All Out edited by Saundra Mitchell
Do you like the number seventeen? This anthology of seventeen young adult authors tells seventeen stories about seventeen young people of varying LGBTQ identities, living their lives in seventeen different time periods. There's a diversity of genres contained within, including a transgender soldier in the Mexican Civil War and an asexual girl at a roller-disco. And do we have lesbians? Oh, do we have lesbians! If you liked A Gentleman's Guide to Vice and Virtue and Code Name Verity, then you're gonna love these stories.
Like a Love Story by Abdi Nazemian
Set in New York City in the late 1980s, this is the story of Reza, a closeted gay Iranian boy who starts dating Judy, the straight niece of a prominent ACT UP activist. Reza's only exposure to other gay people has been coverage of the HIV/AIDS pandemic on television; which terrifies him into staying closeted. His bond with Judy becomes the best friendship he's ever had, so he thinks he'll be okay pretending to love her romantically and living his life in the closet—until he meets Judy's best friend, Art. Art is the only openly gay boy at their school, and rebels against his conservative parents by documenting the HIV/AIDS pandemic using his photography skills. Reza develops a big crush on Art and now he's in a pickle: He wants the boy, but doesn't wanna lose his best friend/girlfriend... and there's also a pandemic happening that the federal government won't do enough to fight. Maybe you find this story relatable? If you liked Darius the Great is Not Okay and Speak, give this one a try. It's different, but I think you'll like it!

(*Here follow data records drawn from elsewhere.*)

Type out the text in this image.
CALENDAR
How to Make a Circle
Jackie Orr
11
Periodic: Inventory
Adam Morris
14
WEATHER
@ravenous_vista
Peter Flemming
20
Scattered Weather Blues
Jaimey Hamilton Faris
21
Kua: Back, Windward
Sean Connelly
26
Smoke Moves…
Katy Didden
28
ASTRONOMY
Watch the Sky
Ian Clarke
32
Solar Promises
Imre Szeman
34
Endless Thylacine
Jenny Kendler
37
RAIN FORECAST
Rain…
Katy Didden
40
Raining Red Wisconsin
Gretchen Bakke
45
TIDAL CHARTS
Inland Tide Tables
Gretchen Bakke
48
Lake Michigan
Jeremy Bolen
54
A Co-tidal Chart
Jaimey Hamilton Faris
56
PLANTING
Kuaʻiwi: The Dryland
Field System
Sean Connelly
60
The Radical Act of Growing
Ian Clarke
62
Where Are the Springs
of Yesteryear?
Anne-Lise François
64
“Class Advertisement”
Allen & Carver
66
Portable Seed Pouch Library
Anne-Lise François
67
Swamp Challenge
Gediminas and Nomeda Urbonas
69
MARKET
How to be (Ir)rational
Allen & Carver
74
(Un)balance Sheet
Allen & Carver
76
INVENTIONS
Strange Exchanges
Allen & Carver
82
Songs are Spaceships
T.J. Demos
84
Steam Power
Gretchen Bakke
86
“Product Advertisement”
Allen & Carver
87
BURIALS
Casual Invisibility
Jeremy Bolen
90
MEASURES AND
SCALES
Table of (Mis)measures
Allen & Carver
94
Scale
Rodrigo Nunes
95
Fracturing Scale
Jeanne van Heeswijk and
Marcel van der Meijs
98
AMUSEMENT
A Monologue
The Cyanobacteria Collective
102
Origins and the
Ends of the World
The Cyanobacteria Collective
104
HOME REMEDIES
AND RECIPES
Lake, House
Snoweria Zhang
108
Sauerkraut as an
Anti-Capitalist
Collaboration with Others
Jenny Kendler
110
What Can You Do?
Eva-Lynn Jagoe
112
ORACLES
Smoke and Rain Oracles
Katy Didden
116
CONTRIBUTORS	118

The House of Impossible Beauties by Joseph Cassara
I think the librarians over at Over The Rainbow described this one better than I ever could:
"For fans of the FX show Pose or the documentary Paris Is Burning, Cassara lovingly documents the NYC ball scene of the 1980s, when queer people of color were able to compete in a vicious and loving environment of fierce queens with even fiercer support. Tough issues like AIDS and racism are addressed head on as the vivid characters navigate love, life, and loss with their wigs tightly secured and their lipstick unsmudged." If you liked The Black Flamingo and Rainbow Milk, check this out.
I hope these stories allow you to imagine what it was like for our queer and transgender ancestors, to feel how they might have felt and the ways they lived. and how their struggles then reflect our struggles now. How they were like us, and we were like them. These are not unprecedented times for our community.